Trata-se apenas de cogitações e testes de cenários a fim de compreender e explorar realidades complexas, como as associadas ao tema “conhecimento”. Mais do que nunca, o “tudo que sei é que nada sei” de Sócrates se faz mister. 

Para que seja possível minimamente tentar endereçar a pergunta que intitula o artigo, que faz menção a uma busca por algo, no caso o conhecimento do Cade, é necessário tecer um retrato falado de quem se busca, para que seja então possível seu reconhecimento, sendo assim, cabe aqui uma pequena digressão com disposições preliminares, no sentido de conceituar alguns elementos essenciais associados ao termo “conhecimento” no âmbito desse escrito.  

Começando pelo elemento básico do conhecimento, que aqui se chamará “dado”.  Define-se como partícula elementar capaz de carregar atributo único acerca de algo ou de si mesmo. Informação, por sua vez, seria um objeto composto construído cumulativamente pela agregação organizada de um conjunto de dados, até o limite de sua transmutação à condição de um ente portador de valor utilizável.  

De maneira semelhante, o conhecimento advém do agregado de informações sistematizadas a respeito de um determinado tema, que envolve necessariamente o processo de interação íntima com essas informações por uma pessoa humana ou, de modo emulado por um robô, até o ponto de constituírem parte indissociável dessa pessoa natural ou artificial. 

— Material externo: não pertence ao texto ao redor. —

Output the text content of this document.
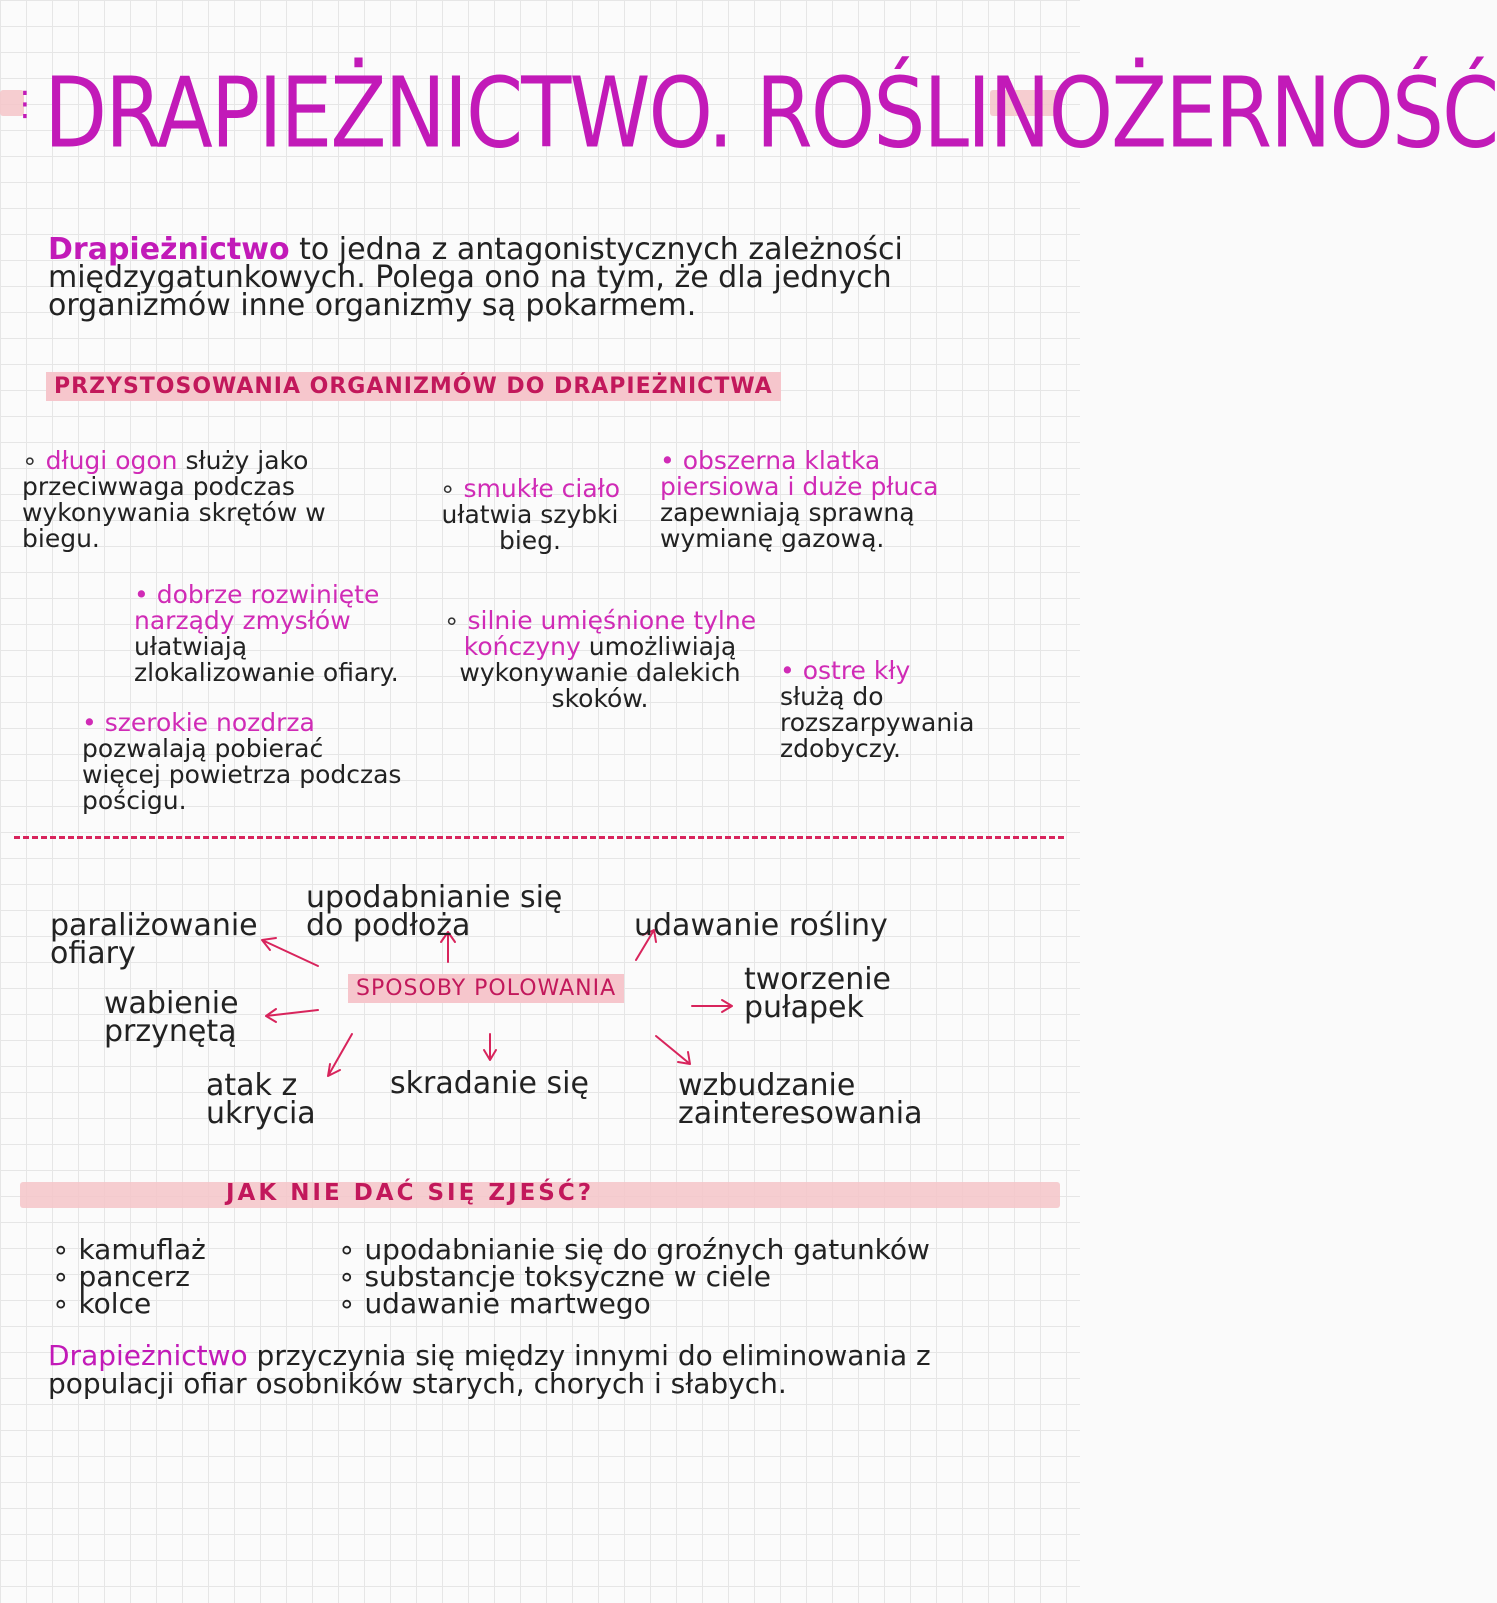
⋮ DRAPIEŻNICTWO. ROŚLINOŻERNOŚĆ
Drapieżnictwo to jedna z antagonistycznych zależności międzygatunkowych. Polega ono na tym, że dla jednych organizmów inne organizmy są pokarmem.
PRZYSTOSOWANIA ORGANIZMÓW DO DRAPIEŻNICTWA
∘ długi ogon służy jako przeciwwaga podczas wykonywania skrętów w biegu.
∘ smukłe ciało ułatwia szybki bieg.
• obszerna klatka piersiowa i duże płuca zapewniają sprawną wymianę gazową.
• dobrze rozwinięte narządy zmysłów ułatwiają zlokalizowanie ofiary.
∘ silnie umięśnione tylne kończyny umożliwiają wykonywanie dalekich skoków.
• ostre kły służą do rozszarpywania zdobyczy.
• szerokie nozdrza pozwalają pobierać więcej powietrza podczas pościgu.
SPOSOBY POLOWANIA
paraliżowanie ofiary
upodabnianie się do podłoża	udawanie rośliny
wabienie przynętą
tworzenie pułapek
atak z ukrycia
skradanie się	wzbudzanie zainteresowania
JAK NIE DAĆ SIĘ ZJEŚĆ?
∘ kamuflaż
∘ pancerz
∘ kolce
∘ upodabnianie się do groźnych gatunków
∘ substancje toksyczne w ciele
∘ udawanie martwego
Drapieżnictwo przyczynia się między innymi do eliminowania z populacji ofiar osobników starych, chorych i słabych.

Em uma escala bem mais elevada, seria definida a “sabedoria” como a absorção, por meio de um contato experimental, de conhecimentos múltiplos em um período abrangente o suficiente para habilitar a capacidade de produzir outros conhecimentos inéditos e de desfazer conhecimentos errôneos. 

O que justificaria o quão arriscado são as nomeações de pessoas sem a sabedoria necessária. Talvez isso tenha ocorrido com Lina Khan, que, depois de assumir o FTC, sofreu internamente uma queda da satisfação geral de um terço do seu próprio pessoal. Em pesquisa realizada na agência americana, que antes apontava que 83% dos seus colaboradores detinham elevado nível de respeito pelos líderes seniores, após a chegada de Lina, esse índice caiu para 49%i.  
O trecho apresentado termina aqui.